The synchronization between internal rule sets and the emerging global rule set
Wednesday, April 11, 2007 at 5:13AM
Thomas P.M. Barnett


ARTICLE: "India's Edge Goes Beyond Outsourcing," by Anand Giridharadas, New York Times, 4 April 2007, p. C1.

ARTICLE: "Vermont Becomes 'Offshore' Insurance Haven," by Lynnley Browning, New York Times, 4 April 2007, p. C1.

ARTICLE: "Seeking a Fix, by Russian Satellite: A Challenge to America's Global Positioning System," by Andrew E. Kramer, New York Times, 4 April 2007, p. C1.
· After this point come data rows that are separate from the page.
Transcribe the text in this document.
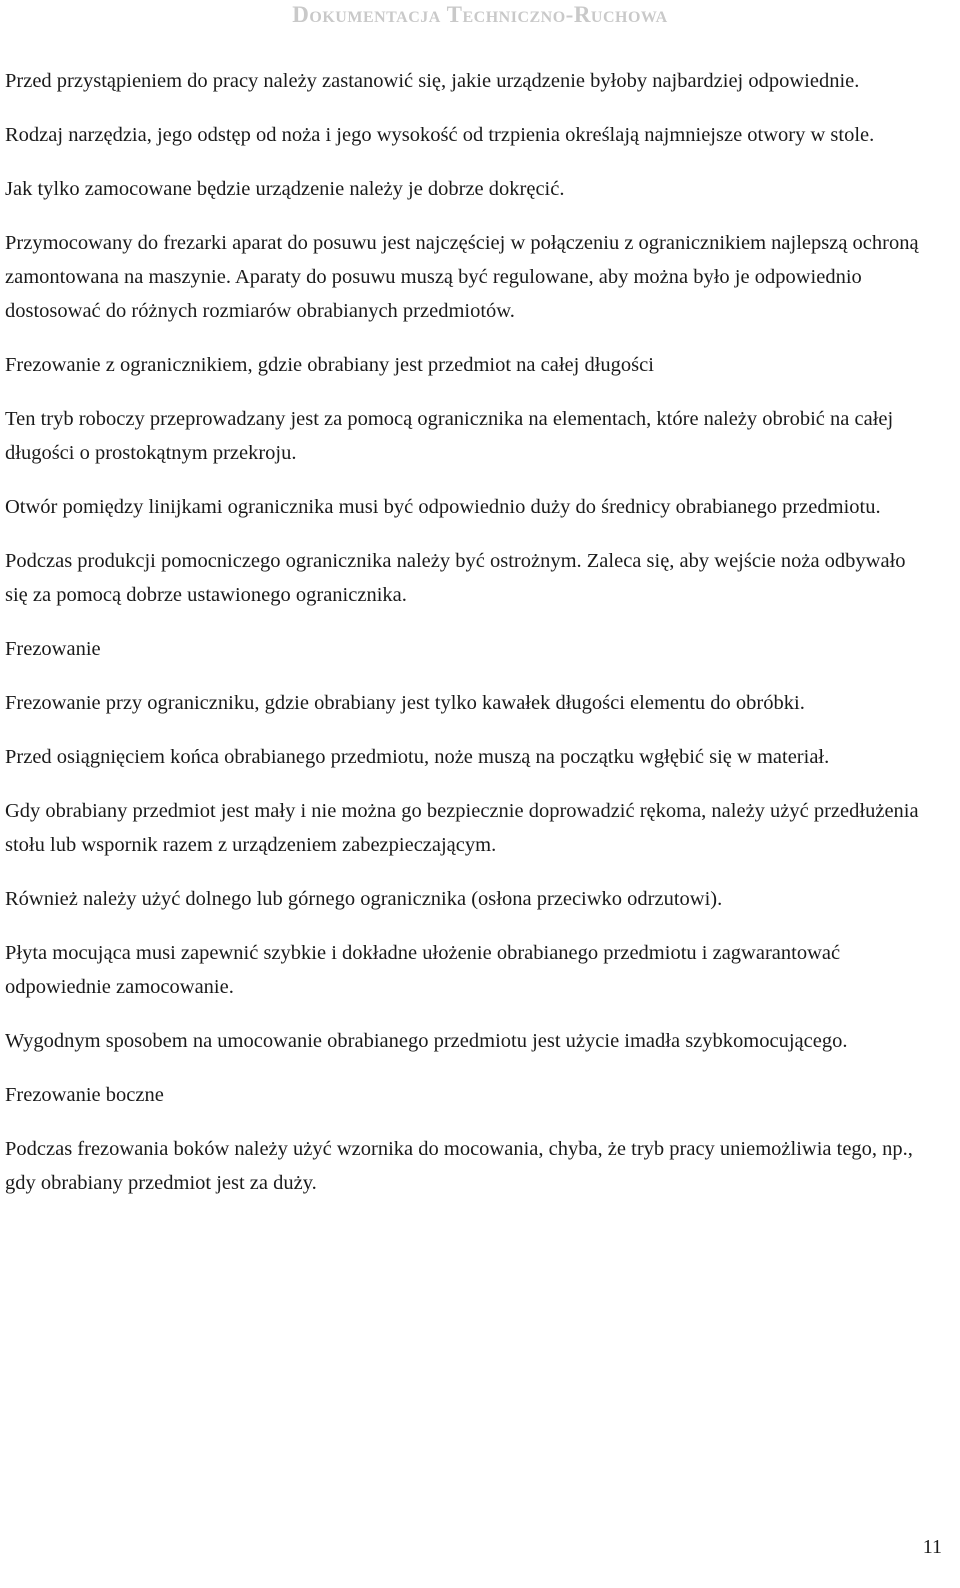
Dokumentacja Techniczno-Ruchowa

Przed przystąpieniem do pracy należy zastanowić się, jakie urządzenie byłoby najbardziej odpowiednie.

Rodzaj narzędzia, jego odstęp od noża i jego wysokość od trzpienia określają najmniejsze otwory w stole.

Jak tylko zamocowane będzie urządzenie należy je dobrze dokręcić.

Przymocowany do frezarki aparat do posuwu jest najczęściej w połączeniu z ogranicznikiem najlepszą ochroną zamontowana na maszynie. Aparaty do posuwu muszą być regulowane, aby można było je odpowiednio dostosować do różnych rozmiarów obrabianych przedmiotów.

Frezowanie z ogranicznikiem, gdzie obrabiany jest przedmiot na całej długości

Ten tryb roboczy przeprowadzany jest za pomocą ogranicznika na elementach, które należy obrobić na całej długości o prostokątnym przekroju.

Otwór pomiędzy linijkami ogranicznika musi być odpowiednio duży do średnicy obrabianego przedmiotu.

Podczas produkcji pomocniczego ogranicznika należy być ostrożnym. Zaleca się, aby wejście noża odbywało się za pomocą dobrze ustawionego ogranicznika.

Frezowanie

Frezowanie przy ograniczniku, gdzie obrabiany jest tylko kawałek długości elementu do obróbki.

Przed osiągnięciem końca obrabianego przedmiotu, noże muszą na początku wgłębić się w materiał.

Gdy obrabiany przedmiot jest mały i nie można go bezpiecznie doprowadzić rękoma, należy użyć przedłużenia stołu lub wspornik razem z urządzeniem zabezpieczającym.

Również należy użyć dolnego lub górnego ogranicznika (osłona przeciwko odrzutowi).

Płyta mocująca musi zapewnić szybkie i dokładne ułożenie obrabianego przedmiotu i zagwarantować odpowiednie zamocowanie.

Wygodnym sposobem na umocowanie obrabianego przedmiotu jest użycie imadła szybkomocującego.

Frezowanie boczne

Podczas frezowania boków należy użyć wzornika do mocowania, chyba, że tryb pracy uniemożliwia tego, np., gdy obrabiany przedmiot jest za duży.

11
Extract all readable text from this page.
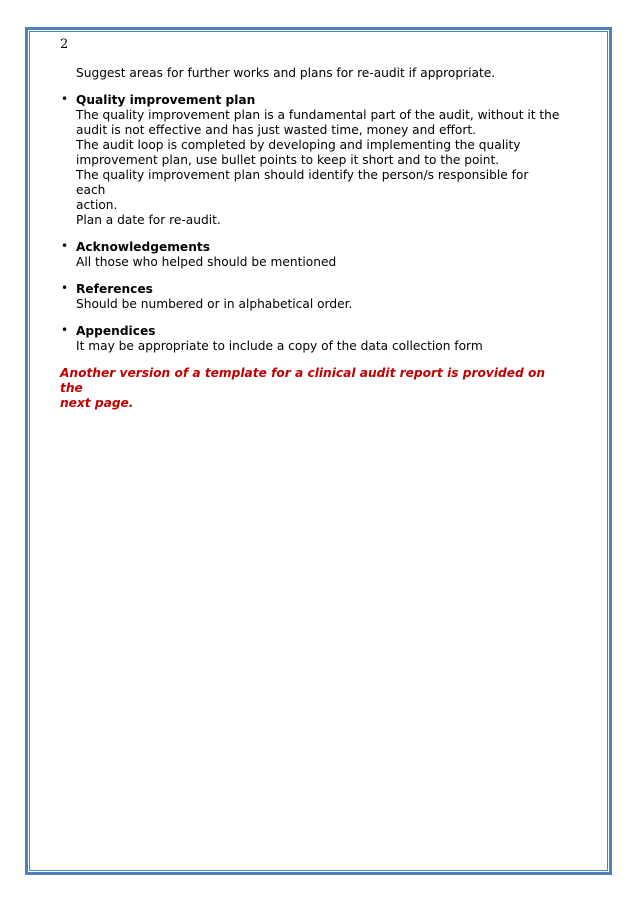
2
Suggest areas for further works and plans for re-audit if appropriate.
• Quality improvement plan
The quality improvement plan is a fundamental part of the audit, without it the
audit is not effective and has just wasted time, money and effort.
The audit loop is completed by developing and implementing the quality
improvement plan, use bullet points to keep it short and to the point.
The quality improvement plan should identify the person/s responsible for each
action.
Plan a date for re-audit.
• Acknowledgements
All those who helped should be mentioned
• References
Should be numbered or in alphabetical order.
• Appendices
It may be appropriate to include a copy of the data collection form
Another version of a template for a clinical audit report is provided on the
next page.
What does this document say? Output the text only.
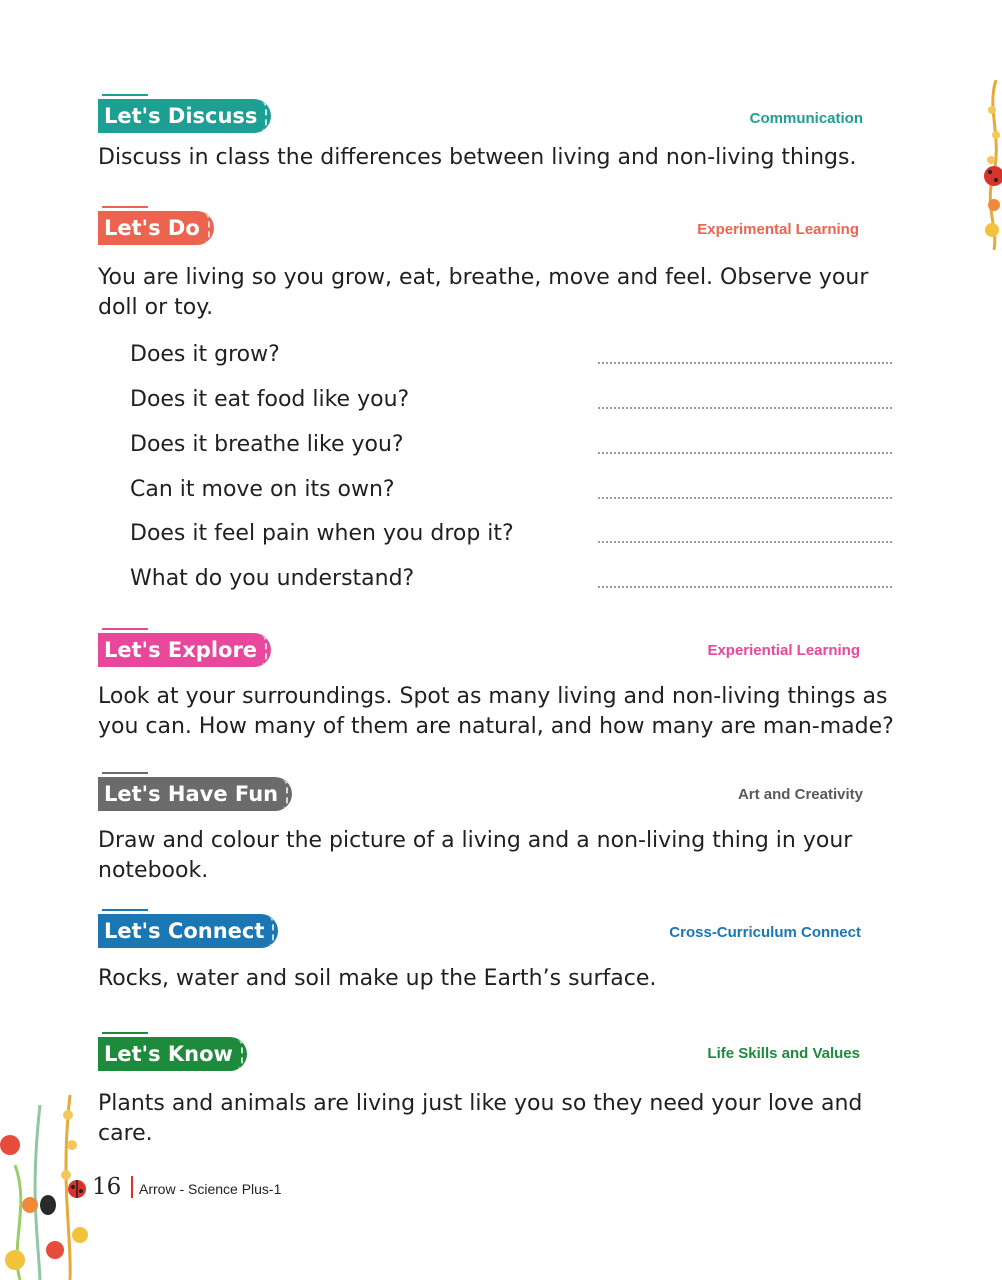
Let's Discuss	Communication

Discuss in class the differences between living and non-living things.

Let's Do	Experimental Learning

You are living so you grow, eat, breathe, move and feel. Observe your doll or toy.

Does it grow?
Does it eat food like you?
Does it breathe like you?
Can it move on its own?
Does it feel pain when you drop it?
What do you understand?
Let's Explore	Experiential Learning

Look at your surroundings. Spot as many living and non-living things as you can. How many of them are natural, and how many are man-made?

Let's Have Fun	Art and Creativity

Draw and colour the picture of a living and a non-living thing in your notebook.

Let's Connect	Cross-Curriculum Connect

Rocks, water and soil make up the Earth’s surface.

Let's Know	Life Skills and Values

Plants and animals are living just like you so they need your love and care.

16 Arrow - Science Plus-1
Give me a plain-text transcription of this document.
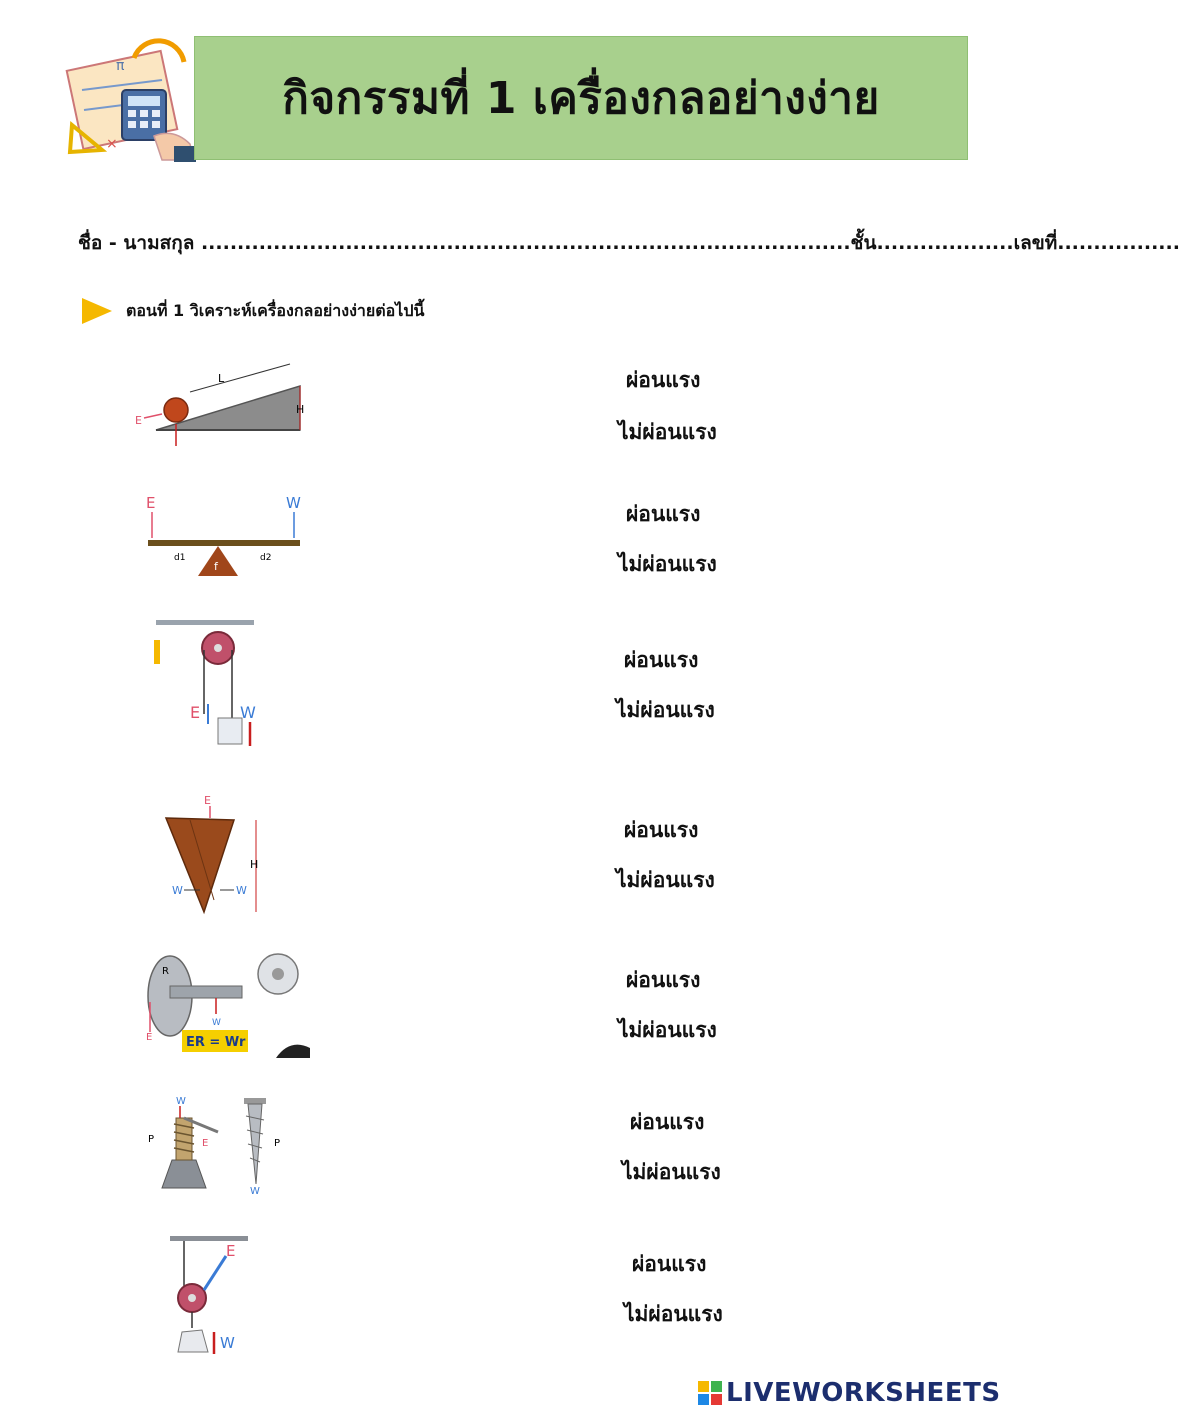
π
×
กิจกรรมที่ 1 เครื่องกลอย่างง่าย
ชื่อ - นามสกุล ..........................................................................................ชั้น...................เลขที่.................
ตอนที่ 1 วิเคราะห์เครื่องกลอย่างง่ายต่อไปนี้
L
H
E
ผ่อนแรง
ไม่ผ่อนแรง
E	W
f
d1	d2
ผ่อนแรง
ไม่ผ่อนแรง
E W
ผ่อนแรง
ไม่ผ่อนแรง
E
H
W	W
ผ่อนแรง
ไม่ผ่อนแรง
R
E
W
ER = Wr
ผ่อนแรง
ไม่ผ่อนแรง
W
P	E	P
W
ผ่อนแรง
ไม่ผ่อนแรง
E
W
ผ่อนแรง
ไม่ผ่อนแรง
LIVEWORKSHEETS
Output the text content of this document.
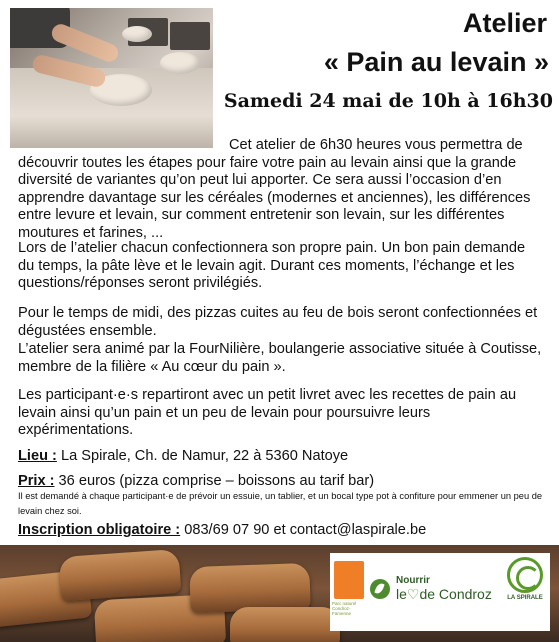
Atelier
« Pain au levain »

Samedi 24 mai de 10h à 16h30

Cet atelier de 6h30 heures vous permettra de découvrir toutes les étapes pour faire votre pain au levain ainsi que la grande diversité de variantes qu’on peut lui apporter. Ce sera aussi l’occasion d’en apprendre davantage sur les céréales (modernes et anciennes), les différences entre levure et levain, sur comment entretenir son levain, sur les différentes moutures et farines, ...

Lors de l’atelier chacun confectionnera son propre pain. Un bon pain demande du temps, la pâte lève et le levain agit. Durant ces moments, l’échange et les questions/réponses seront privilégiés.

Pour le temps de midi, des pizzas cuites au feu de bois seront confectionnées et dégustées ensemble.

L’atelier sera animé par la FourNilière, boulangerie associative située à Coutisse, membre de la filière « Au cœur du pain ».

Les participant·e·s repartiront avec un petit livret avec les recettes de pain au levain ainsi qu’un pain et un peu de levain pour poursuivre leurs expérimentations.

Lieu : La Spirale, Ch. de Namur, 22 à 5360 Natoye

Prix : 36 euros (pizza comprise – boissons au tarif bar)

Il est demandé à chaque participant·e de prévoir un essuie, un tablier, et un bocal type pot à confiture pour emmener un peu de levain chez soi.

Inscription obligatoire : 083/69 07 90 et contact@laspirale.be

Parc naturel Condroz-Famenne
Nourrir
le♡de Condroz	LA SPIRALE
Interesting trio describing globalization's irresistible forces.

India, in a flat world, redefines the question of reasonably accessed labor pool.

So what must be the U.S. response?

It must make parts of America, wonderfully fungible in the form of these things we call states, into competitive images of the competition, and thus the sourcecode of globalization itself is increasingly recast in the form of the once-student, now master--the global rule set that none control but some can at times lead in terms of new definitions.

We clearly did that on GPS for a long time, but we naturally attract competition in that process (GLONASS revived!), and so the great game simply enters another phase.